There’s also speculation that Democrats will force the clerk to read the entire bill, which could add a number of hours to the process.
Then a vote-a-rama begins, with senators allowed to offer an unlimited number of amendments. Democrats will force votes on Republicans’ plans for massive Medicaid and SNAP spending cuts, tax cuts for rich Americans and other hot-button issues that they can use in next year’s elections.
Republicans are also planning amendments, which could vex Thune. That includes Sen. Marsha Blackburn’s (R-Tenn.) push to strip the AI moratorium and Collins’ attempts to force changes.
Then Thune will cut off debate at some still undetermined time and move for final passage. That’s when the real drama starts.
This will be the biggest moment so far for Senate Republicans during the 119th Congress, and by far Thune’s most important vote since becoming majority leader.
Trump – whose legislative agenda is on the line – has been leaning in hard. He’s called and met personally with a number of senators, including Johnson. The White House issued a “Statement of Administration Policy” backing the measure.

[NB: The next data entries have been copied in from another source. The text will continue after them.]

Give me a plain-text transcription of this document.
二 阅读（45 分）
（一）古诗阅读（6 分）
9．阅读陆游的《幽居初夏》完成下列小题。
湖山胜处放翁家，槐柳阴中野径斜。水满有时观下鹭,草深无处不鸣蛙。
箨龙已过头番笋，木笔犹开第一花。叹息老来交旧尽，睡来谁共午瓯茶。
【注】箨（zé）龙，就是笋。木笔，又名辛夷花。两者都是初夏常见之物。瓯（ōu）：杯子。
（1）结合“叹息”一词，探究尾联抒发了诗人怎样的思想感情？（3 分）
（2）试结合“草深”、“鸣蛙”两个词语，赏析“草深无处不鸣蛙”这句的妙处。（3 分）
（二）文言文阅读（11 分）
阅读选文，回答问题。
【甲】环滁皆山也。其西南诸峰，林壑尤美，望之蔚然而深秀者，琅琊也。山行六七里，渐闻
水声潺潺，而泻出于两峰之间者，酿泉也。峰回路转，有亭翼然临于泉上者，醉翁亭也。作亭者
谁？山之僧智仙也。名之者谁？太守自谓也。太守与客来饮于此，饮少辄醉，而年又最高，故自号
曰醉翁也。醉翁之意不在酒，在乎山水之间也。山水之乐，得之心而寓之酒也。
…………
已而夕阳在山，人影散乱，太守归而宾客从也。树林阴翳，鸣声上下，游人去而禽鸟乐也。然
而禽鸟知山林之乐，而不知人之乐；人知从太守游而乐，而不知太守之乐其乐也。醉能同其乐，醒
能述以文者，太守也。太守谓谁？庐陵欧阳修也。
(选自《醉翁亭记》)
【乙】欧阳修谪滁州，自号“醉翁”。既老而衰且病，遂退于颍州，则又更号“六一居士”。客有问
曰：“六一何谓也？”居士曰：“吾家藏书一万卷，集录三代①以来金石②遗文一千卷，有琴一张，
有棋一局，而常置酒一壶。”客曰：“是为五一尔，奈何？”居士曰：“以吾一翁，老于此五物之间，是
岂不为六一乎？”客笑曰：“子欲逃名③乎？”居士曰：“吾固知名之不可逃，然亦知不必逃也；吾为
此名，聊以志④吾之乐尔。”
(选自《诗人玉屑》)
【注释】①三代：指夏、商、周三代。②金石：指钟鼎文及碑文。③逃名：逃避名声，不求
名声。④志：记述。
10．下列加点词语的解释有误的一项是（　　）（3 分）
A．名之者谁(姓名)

Top White House officials, including Treasury Secretary Scott Bessent, have become drawn directly into the negotiations, taking part in an intense back and forth over the state-and-local tax deductions directly with Sen. Markwayne Mullin (R-Okla.) and holdout blue-state House Republicans.
The House. The House is eyeing a return either Monday or Tuesday – depending on when the Senate passes its bill. The plan would be for the House Rules Committee to convene on the first day back, followed by a vote the next day. We’ll see if this timeline holds.
House GOP leaders will hold a 3 p.m. conference call with members today.